In her op ed piece for the Chicago Tribune on July 26 Farrow wrote:

"The women's stories are shockingly similar. In quiet voices they speak of their losses - of beloved sons, husbands, brothers and fathers tortured, mutilated, murdered. Halima, whose baby was pulled from her back, told me how she fought, how she did her utmost to hold on to her child. But he was torn out of her arms anyway, and killed before her eyes with a bayonet. Three of her five children were slaughtered that day, and her husband too. 'Janjaweed,' she said, 'they cut them and threw them into the well.' Halima clasped my two hands, pleading: 'Tell people what is happening here. Tell them we need help.'"

"This is a dramatic situation that we see unfolding yet again," says Jan Egeland the UN Under Secretary General for Humanitarian Affairs. "There is no security for the civilian population whom we want to protect and assist, or for our own people on the ground. We have lost too many colleagues. We have lost too many vehicles. We have had too many trucks looted. Maintaining this lifeline for three million people is really unsustainable for us."

Despite a peace deal between the Sudanese government and one of the rebel groups being signed earlier this year, the situation in Darfur is rapidly sliding into genocide. Many international observers are warning of a Rwanda-scale catastrophe.

Egeland stated on November 1 that he believes the various rebel factions, government forces and the Janjaweed (state funded militia) are all to blame for the worsening humanitarian situation: "It is not about good guys and bad guys, black and white.
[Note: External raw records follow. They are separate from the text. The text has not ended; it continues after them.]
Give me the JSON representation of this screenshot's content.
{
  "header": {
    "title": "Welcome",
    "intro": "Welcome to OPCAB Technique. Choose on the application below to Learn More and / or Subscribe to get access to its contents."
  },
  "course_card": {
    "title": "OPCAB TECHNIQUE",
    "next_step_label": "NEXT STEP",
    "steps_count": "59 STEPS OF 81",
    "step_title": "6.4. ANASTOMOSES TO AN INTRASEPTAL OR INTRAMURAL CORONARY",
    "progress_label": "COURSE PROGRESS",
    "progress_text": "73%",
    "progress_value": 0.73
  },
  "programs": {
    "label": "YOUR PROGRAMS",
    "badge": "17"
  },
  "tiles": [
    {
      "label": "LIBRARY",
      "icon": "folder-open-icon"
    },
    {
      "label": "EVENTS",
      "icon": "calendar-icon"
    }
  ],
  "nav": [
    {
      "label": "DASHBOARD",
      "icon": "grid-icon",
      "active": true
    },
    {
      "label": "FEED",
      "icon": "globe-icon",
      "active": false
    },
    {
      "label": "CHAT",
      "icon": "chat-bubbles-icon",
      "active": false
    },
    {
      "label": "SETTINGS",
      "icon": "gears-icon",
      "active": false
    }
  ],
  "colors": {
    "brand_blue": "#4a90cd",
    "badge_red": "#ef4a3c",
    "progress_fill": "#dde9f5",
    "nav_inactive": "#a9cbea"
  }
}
Every armed group in Darfur now abuses of civilians, making relief workers' jobs nearly impossible to carry out."

"I think long-term, the only solution is an integrated peacekeeping force that has enough resources, enough soldiers, enough police and enough civilian employees to do what we have done successfully in large parts of the (Democratic Republic of the) Congo, which was as bad or worse, only a few years ago," adds Egeland.
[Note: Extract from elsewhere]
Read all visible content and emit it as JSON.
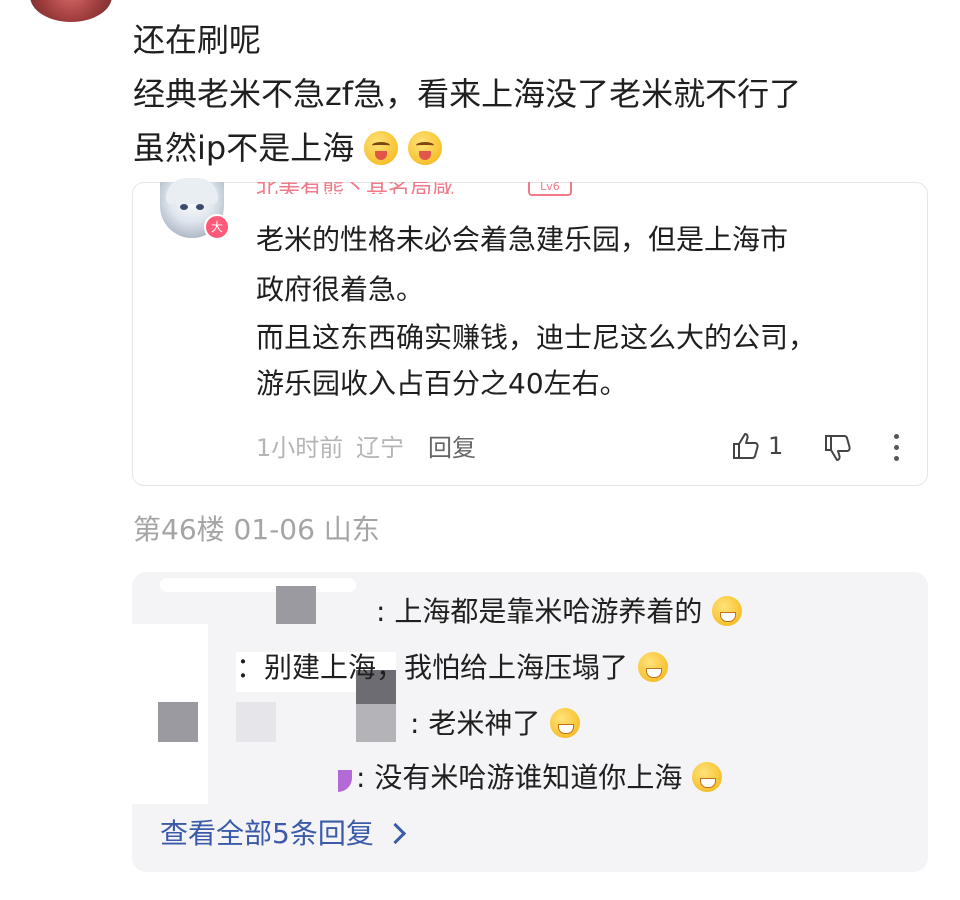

The Bush government sent special envoy Andrew Natsio to Sudan last week.

Bush's statement on Mr Natsio's return rings hollow and weak. "Andrew is going to work with other partners in peace, and they'll take that plan to the current government of Sudan," stated Bush, without providing any further details. There is no mention of the expulsion of the UN special envoy Jan Pronk, or the Sudanese government's rebuttal of the UN Security Council resolution passed in July that mandated the deployment of 20,000 peacekeepers in Sudan to replace the vastly under-funded and ineffective African Union force.

In the meantime, President Omar al-Beshir's government is able to purchase Russian manufactured arms with revenues from oil reserves in the south that supply approximately 11 per cent of China's growing demand. The Chinese and Russian governments are systematically turning a blind eye to the humanitarian crisis.
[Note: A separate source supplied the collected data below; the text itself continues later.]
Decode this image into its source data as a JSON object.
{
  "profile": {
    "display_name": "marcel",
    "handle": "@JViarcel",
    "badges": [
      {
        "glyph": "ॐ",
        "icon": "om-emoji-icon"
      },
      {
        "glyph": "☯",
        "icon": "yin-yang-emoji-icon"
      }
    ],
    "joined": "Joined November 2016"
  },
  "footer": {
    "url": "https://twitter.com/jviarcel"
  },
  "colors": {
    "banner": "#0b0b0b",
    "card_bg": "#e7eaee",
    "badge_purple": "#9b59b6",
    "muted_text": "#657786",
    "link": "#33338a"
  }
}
Nicholas D Kristoff, the New York Times columnist wrote on October 29, "President Bush and European leaders need to use their leverage on four nations in particular to make them part of the solution: China, Saudi Arabia, Egypt and Libya. China is playing a disgraceful role underwriting the Darfur genocide, by giving Sudan the guns used to shoot children and by protecting Sudan in the UN Security Council. And the three Arab states need to be involved so that Sudan cannot claim that plans to protect Darfuris are American or Jewish plots to dismember the country."

As mid-term elections take place in the US right now, it seems unlikely that George Bush will do more than pay political lip service. It seems there is no hope right now that anyone will deal with the human rights crisis in Darfur. Various reports estimate that there have been between 300,000 and 450,000 deaths. A further 2,500,000 people are estimated to have been displaced, now living in camps in impoverished conditions, many without any humanitarian aid. According to the Genocide Intervention Network over 100 people are dying each day; 5,000 every month.

Mia has agreed to show a selection of her images on Dazed Digital to raise awareness for the worsening humanitarian crisis in Darfur. "If we are not doing anything to respond, we are complicit," she says.